In der Grünanlage vor unserem Haus steht wieder diese widerliche Kind. Immer steht sie da, mit ihrer Rotznase und dem verheulten Gesicht und diesem orangefarbenen Anorak. Die Farbe müsste verboten werden. Ich will nicht an ihr vorbeigehen müssen, nicht diesen Blick ertragen. Dabei ist der Kühlschrank leer und ich müsste dringend einkaufen.
Ich lasse die Jalousien herunter, damit mein Blick nicht an dem oragenen Fleck hängen bleibt. Sie kann mir gestohlen bleiben, diese Kreatur und die ganze restliche Welt dazu. Dann gibt es eben wieder eine Dosensuppe, da müsste noch eine im Schrank sein. Dann kaufe ich eben morgen ein. Morgen ist sie bestimmt nicht da.
Selbst durch die Thermopenscheiben kann ich ihre Stimme hören, dieses unerträgliche selbstvergessene Geplärre. Sie singt „Hänschen klein“ oder etwas, das sie dafür hält. Ich ertrage das nicht. Ich verlasse die Küche und setze mich stattdessen in den Flur, auf die kleine gepolsterte Sitzbank neben dem Telefon, die Beine angezogen.
Es wäre schön, wenn jetzt jemand anrufen würde. Mich einfach ein bisschen unterhalten, ablenken, damit meine Gedanken nicht immer wieder zu dem orangenen Anorak zurückkehren. Aber natürlich ruft niemand an. Es ist dunkel im Flur. Die Wanduhr aus dem Wohnzimmer tickt. Das Geräusch wird immer lauter, je länger ich zuhöre. Die Uhr gibt den Rhythmus vor für die Worte, die noch immer in meinem Kopf klingen. Häns-chen-klein-ging-a-llein tick tick tick tick tick tick.
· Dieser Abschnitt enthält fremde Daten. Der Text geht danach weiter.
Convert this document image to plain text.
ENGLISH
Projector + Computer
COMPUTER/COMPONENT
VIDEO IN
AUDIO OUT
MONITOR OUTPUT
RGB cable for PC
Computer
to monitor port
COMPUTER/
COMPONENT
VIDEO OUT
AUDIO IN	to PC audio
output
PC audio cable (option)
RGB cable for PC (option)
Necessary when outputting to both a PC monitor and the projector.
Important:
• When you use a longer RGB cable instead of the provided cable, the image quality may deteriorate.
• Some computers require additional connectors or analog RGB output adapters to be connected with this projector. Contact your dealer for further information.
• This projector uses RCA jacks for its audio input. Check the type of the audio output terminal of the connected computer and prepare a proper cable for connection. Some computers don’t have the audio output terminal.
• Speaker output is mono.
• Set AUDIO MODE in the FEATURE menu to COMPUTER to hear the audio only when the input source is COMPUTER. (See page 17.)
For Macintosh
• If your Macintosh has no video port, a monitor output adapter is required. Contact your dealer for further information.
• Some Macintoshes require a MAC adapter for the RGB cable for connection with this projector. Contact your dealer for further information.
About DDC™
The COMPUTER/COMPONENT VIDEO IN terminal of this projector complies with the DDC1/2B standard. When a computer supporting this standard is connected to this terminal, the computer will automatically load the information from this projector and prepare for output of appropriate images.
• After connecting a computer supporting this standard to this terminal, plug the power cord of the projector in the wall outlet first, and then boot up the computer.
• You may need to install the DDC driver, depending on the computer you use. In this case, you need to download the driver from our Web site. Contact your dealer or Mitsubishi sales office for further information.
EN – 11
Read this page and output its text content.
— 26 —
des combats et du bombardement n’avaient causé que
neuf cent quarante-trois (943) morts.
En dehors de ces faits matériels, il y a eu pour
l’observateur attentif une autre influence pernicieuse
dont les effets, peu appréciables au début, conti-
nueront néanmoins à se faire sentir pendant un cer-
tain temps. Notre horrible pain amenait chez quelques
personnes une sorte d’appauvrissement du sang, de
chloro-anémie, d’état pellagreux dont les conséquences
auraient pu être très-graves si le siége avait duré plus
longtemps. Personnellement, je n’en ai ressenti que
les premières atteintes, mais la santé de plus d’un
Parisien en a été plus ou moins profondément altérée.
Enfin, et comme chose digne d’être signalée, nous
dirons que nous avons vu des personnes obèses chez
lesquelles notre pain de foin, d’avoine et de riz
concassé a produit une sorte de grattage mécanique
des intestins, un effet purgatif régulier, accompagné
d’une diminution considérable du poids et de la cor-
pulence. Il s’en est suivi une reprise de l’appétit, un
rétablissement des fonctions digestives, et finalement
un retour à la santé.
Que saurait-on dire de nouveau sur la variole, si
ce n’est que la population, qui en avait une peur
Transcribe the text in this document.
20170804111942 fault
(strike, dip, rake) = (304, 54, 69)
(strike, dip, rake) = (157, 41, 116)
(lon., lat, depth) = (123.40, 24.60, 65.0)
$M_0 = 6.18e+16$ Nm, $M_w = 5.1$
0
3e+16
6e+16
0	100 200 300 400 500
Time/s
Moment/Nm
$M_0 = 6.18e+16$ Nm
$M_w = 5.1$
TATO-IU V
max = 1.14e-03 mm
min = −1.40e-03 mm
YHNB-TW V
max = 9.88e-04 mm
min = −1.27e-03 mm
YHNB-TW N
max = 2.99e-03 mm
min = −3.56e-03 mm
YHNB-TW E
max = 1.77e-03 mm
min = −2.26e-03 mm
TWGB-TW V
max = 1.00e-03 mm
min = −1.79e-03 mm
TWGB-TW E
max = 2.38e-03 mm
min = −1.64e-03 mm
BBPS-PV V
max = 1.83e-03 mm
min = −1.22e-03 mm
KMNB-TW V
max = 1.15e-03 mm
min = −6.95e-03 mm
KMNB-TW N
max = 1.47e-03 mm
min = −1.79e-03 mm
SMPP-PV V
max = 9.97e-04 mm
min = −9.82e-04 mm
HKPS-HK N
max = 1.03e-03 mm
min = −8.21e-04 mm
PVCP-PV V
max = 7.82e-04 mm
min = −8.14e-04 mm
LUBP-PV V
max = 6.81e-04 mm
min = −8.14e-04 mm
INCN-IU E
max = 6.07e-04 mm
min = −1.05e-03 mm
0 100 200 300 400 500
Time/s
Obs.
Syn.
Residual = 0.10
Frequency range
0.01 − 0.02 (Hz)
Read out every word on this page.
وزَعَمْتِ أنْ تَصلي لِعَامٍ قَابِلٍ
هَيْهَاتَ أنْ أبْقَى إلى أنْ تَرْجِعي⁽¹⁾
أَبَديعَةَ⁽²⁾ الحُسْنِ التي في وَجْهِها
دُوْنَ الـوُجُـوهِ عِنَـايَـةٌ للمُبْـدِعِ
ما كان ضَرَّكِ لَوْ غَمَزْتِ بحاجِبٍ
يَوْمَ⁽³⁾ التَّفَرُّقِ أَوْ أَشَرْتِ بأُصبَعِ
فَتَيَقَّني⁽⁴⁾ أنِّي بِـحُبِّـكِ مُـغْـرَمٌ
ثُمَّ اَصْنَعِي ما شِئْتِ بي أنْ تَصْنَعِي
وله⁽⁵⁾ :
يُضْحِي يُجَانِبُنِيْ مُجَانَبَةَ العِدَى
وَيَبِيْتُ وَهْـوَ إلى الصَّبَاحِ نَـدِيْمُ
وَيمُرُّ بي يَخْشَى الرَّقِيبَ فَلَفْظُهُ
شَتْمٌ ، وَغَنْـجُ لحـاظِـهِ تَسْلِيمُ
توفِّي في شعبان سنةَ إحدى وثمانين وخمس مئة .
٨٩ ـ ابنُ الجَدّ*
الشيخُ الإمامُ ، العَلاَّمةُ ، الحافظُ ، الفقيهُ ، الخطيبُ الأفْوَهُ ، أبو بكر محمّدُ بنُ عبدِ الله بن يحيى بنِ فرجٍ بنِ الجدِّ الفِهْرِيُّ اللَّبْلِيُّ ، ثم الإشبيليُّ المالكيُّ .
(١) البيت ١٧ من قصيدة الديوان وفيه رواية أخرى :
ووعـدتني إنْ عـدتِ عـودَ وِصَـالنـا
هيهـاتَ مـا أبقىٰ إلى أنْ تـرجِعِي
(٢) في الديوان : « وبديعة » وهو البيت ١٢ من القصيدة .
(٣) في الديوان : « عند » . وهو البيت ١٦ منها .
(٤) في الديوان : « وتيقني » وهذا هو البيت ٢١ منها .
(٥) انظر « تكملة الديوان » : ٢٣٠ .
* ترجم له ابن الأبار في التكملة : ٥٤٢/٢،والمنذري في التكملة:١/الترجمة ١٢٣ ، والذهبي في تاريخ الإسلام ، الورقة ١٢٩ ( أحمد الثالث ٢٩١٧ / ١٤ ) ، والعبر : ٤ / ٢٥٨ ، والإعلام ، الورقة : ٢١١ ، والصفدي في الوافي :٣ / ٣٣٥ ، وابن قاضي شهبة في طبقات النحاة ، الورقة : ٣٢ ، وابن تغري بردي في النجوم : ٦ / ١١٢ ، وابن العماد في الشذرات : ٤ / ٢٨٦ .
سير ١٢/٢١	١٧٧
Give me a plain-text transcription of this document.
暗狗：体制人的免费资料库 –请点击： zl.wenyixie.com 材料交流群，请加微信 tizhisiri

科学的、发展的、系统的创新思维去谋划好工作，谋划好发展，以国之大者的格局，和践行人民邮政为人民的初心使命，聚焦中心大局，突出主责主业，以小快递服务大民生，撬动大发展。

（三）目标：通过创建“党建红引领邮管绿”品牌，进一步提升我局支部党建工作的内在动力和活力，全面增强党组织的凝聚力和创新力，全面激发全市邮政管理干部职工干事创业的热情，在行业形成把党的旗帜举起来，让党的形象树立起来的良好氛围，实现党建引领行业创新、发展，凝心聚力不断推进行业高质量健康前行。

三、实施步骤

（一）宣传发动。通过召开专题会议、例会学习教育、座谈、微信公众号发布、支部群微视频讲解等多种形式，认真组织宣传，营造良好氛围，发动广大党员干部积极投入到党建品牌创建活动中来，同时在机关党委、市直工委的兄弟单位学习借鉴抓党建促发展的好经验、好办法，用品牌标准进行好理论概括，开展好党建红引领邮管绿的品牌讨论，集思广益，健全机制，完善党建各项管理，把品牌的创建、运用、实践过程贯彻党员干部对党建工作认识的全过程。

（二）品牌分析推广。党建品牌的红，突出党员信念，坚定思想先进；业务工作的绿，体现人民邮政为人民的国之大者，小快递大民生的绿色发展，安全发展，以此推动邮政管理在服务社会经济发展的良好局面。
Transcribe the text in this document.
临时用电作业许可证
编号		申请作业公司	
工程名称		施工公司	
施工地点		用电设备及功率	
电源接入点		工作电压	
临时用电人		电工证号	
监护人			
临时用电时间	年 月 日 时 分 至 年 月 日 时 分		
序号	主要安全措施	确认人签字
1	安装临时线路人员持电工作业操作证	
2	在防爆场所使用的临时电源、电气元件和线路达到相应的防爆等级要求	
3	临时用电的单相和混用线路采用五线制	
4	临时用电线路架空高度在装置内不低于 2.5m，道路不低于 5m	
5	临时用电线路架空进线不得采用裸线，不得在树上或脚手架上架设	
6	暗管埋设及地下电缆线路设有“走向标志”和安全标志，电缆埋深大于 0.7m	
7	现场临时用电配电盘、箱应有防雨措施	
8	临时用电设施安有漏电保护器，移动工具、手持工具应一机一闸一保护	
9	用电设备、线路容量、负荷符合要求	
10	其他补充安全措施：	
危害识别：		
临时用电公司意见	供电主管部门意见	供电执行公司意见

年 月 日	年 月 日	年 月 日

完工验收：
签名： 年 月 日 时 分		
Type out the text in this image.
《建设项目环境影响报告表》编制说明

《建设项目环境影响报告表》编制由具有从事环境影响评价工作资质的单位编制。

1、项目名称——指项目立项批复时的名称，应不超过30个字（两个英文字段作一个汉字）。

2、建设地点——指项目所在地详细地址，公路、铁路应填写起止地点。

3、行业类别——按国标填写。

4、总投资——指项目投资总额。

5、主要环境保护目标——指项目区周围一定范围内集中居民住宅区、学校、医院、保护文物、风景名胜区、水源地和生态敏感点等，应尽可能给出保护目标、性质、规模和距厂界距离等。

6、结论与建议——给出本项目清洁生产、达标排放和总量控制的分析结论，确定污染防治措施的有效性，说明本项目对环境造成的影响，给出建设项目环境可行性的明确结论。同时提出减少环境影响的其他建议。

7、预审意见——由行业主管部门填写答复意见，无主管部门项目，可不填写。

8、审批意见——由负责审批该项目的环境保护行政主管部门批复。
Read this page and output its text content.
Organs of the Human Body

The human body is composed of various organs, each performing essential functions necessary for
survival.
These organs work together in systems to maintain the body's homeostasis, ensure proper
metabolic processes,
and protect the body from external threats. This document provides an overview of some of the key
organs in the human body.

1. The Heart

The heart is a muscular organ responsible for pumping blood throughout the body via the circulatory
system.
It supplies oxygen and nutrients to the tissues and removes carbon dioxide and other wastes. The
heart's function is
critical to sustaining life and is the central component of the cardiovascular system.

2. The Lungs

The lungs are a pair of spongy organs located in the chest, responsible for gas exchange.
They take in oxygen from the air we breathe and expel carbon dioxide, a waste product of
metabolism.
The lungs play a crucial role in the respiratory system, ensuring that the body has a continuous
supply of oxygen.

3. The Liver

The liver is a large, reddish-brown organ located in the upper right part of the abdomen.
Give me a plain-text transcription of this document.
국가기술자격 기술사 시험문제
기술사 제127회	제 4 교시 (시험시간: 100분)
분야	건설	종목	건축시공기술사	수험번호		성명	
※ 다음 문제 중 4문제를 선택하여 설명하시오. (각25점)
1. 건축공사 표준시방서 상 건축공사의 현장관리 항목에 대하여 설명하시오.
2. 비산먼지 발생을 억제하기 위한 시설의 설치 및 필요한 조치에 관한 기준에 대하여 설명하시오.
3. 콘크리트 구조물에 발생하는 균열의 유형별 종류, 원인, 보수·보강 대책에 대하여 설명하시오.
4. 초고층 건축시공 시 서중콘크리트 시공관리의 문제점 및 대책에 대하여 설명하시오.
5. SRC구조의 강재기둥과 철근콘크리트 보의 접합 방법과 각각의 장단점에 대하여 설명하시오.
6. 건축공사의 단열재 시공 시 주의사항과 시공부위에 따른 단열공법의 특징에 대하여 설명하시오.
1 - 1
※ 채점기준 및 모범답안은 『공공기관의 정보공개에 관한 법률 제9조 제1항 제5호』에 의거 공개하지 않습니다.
Immer ist sie da, egal, wo ich hingehe. Verfolgt mich. Jede Sekunde. Überall. Tag und Nacht. Ich ertrage das nicht mehr. Ich greife nach meiner Handtasche und dem Autoschlüssel. Meine Hände zitttern und der Schlüssel fällt zu Boden. Tick tick tick häns chen klein tick tick tick. Meine Fingern pflücken den Schlüssel aus dem Teppich. Nur weg. Tick tick tick ging a llein.
Die Wohnungstür fällt hinter mir ins Schloss. So schnell es geht husche ich an der gläsernen Haustür vorbei. Wenn sie sich jetzt bloß nicht umdreht. Ihr orangener Anorak hüpft auf und ab während ihre Füße nach Kreidekästchen suchen. Ich laufe in den Keller hinunter, durch den langen Gang zum Hinterausgang. Über die Waschbetontreppe und den kurzgeschnittenen Rasen. Betreten verboten. Dann bin ich am Parkplatz.
Im dritten Versuch schaffe ich es endlich, den Schlüssel ins Schloss zu stecken und umzudrehen. Ich öffne die Fahrertür, werfe die Handtasche auf den Beifahrersitz. Ich schreie, als etwas an meinem Pullover zieht. Als ich herumfahre, steht sie vor mir, der orangene Anorak offen, die Haare zerzaust. Sie zieht ihre laufende Nase hoch.
„Darf ich jetzt wieder reinkommen, Mutti“, fragt sie.